La ricorrente non ha sollevato alcuna censura rispetto alla prima delle due rationes decidendi che sorreggono il capo della decisione impugnato , rendendo così inammissibile, per difetto di interesse, la censura concernente la seconda ratio (cfr., fra le tante, Cass. 18641/2017, Cass. 11222/2017, Cass. 9752/2017 Cass. Sez. U., 7931/2013).
Le spese del giudizio seguono la soccombenza e si liquidano come da dispositivo.
P.Q.M.
La Corte dichiara inammissibile il ricorso e condanna la ricorrente al rimborso delle spese del giudizio di cassazione, che liquida in € 6.200, di cui € 200 per esborsi, oltre accessori come per legge e contributo spese generali nella misura del 15%.

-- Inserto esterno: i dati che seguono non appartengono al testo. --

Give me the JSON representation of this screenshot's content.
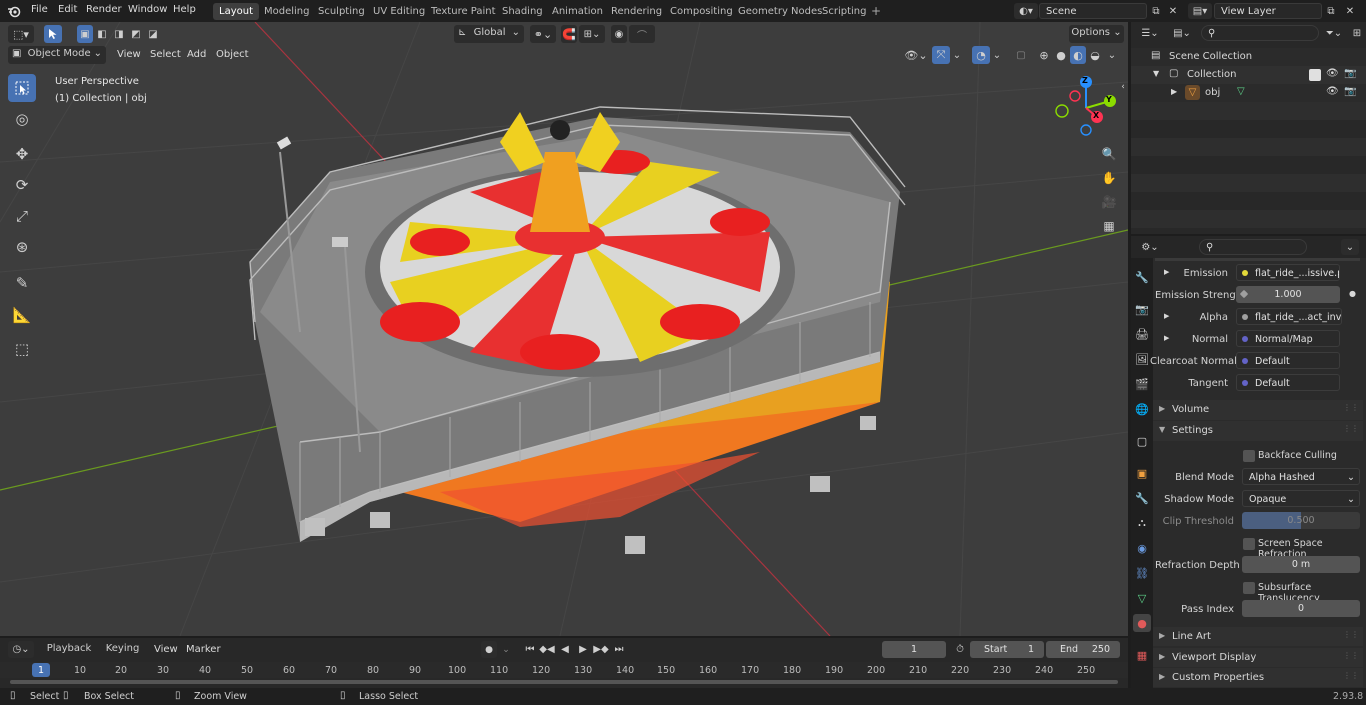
{
  "topbar": {
    "menus": [
      "File",
      "Edit",
      "Render",
      "Window",
      "Help"
    ],
    "workspaces": [
      "Layout",
      "Modeling",
      "Sculpting",
      "UV Editing",
      "Texture Paint",
      "Shading",
      "Animation",
      "Rendering",
      "Compositing",
      "Geometry Nodes",
      "Scripting"
    ],
    "scene": "Scene",
    "view_layer": "View Layer"
  },
  "viewport": {
    "mode": "Object Mode",
    "menus": [
      "View",
      "Select",
      "Add",
      "Object"
    ],
    "orientation": "Global",
    "options": "Options",
    "perspective": "User Perspective",
    "collection_info": "(1) Collection | obj",
    "gizmo": {
      "x": "X",
      "y": "Y",
      "z": "Z"
    }
  },
  "outliner": {
    "scene_collection": "Scene Collection",
    "collection": "Collection",
    "object": "obj"
  },
  "properties": {
    "emission_label": "Emission",
    "emission_value": "flat_ride_...issive.png",
    "emission_strength_label": "Emission Strengt",
    "emission_strength_value": "1.000",
    "alpha_label": "Alpha",
    "alpha_value": "flat_ride_...act_inv.png",
    "normal_label": "Normal",
    "normal_value": "Normal/Map",
    "clearcoat_label": "Clearcoat Normal",
    "clearcoat_value": "Default",
    "tangent_label": "Tangent",
    "tangent_value": "Default",
    "volume": "Volume",
    "settings": "Settings",
    "backface": "Backface Culling",
    "blend_mode_label": "Blend Mode",
    "blend_mode_value": "Alpha Hashed",
    "shadow_mode_label": "Shadow Mode",
    "shadow_mode_value": "Opaque",
    "clip_label": "Clip Threshold",
    "clip_value": "0.500",
    "ssr": "Screen Space Refraction",
    "refraction_label": "Refraction Depth",
    "refraction_value": "0 m",
    "subsurface": "Subsurface Translucency",
    "pass_index_label": "Pass Index",
    "pass_index_value": "0",
    "line_art": "Line Art",
    "viewport_display": "Viewport Display",
    "custom_properties": "Custom Properties"
  },
  "timeline": {
    "menus": [
      "Playback",
      "Keying",
      "View",
      "Marker"
    ],
    "current_frame": "1",
    "start_label": "Start",
    "start_value": "1",
    "end_label": "End",
    "end_value": "250",
    "ticks": [
      "1",
      "10",
      "20",
      "30",
      "40",
      "50",
      "60",
      "70",
      "80",
      "90",
      "100",
      "110",
      "120",
      "130",
      "140",
      "150",
      "160",
      "170",
      "180",
      "190",
      "200",
      "210",
      "220",
      "230",
      "240",
      "250"
    ]
  },
  "statusbar": {
    "select": "Select",
    "box_select": "Box Select",
    "zoom_view": "Zoom View",
    "lasso_select": "Lasso Select",
    "version": "2.93.8"
  },
  "colors": {
    "accent": "#4772b3",
    "x_axis": "#ff3352",
    "y_axis": "#8bdc00",
    "z_axis": "#2890ff"
  }
}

Ai sensi dell’art. 13, comma 1 -quater , del d.P.R. 30 maggio 2002, n. 115, nel testo introdotto dall’art. 1, comma 17, della legge 24 dicembre 2012, n. 228, dà atto della sussistenza dei presupposti processuali per il versamento, da parte della ricorrente, dell’ulteriore importo a titolo di contributo unificato, pari a quello per il ricorso, a norma del comma 1bis dello stesso art. 13, ove dovuto.
Così deciso in Roma in data 13 giugno 2024.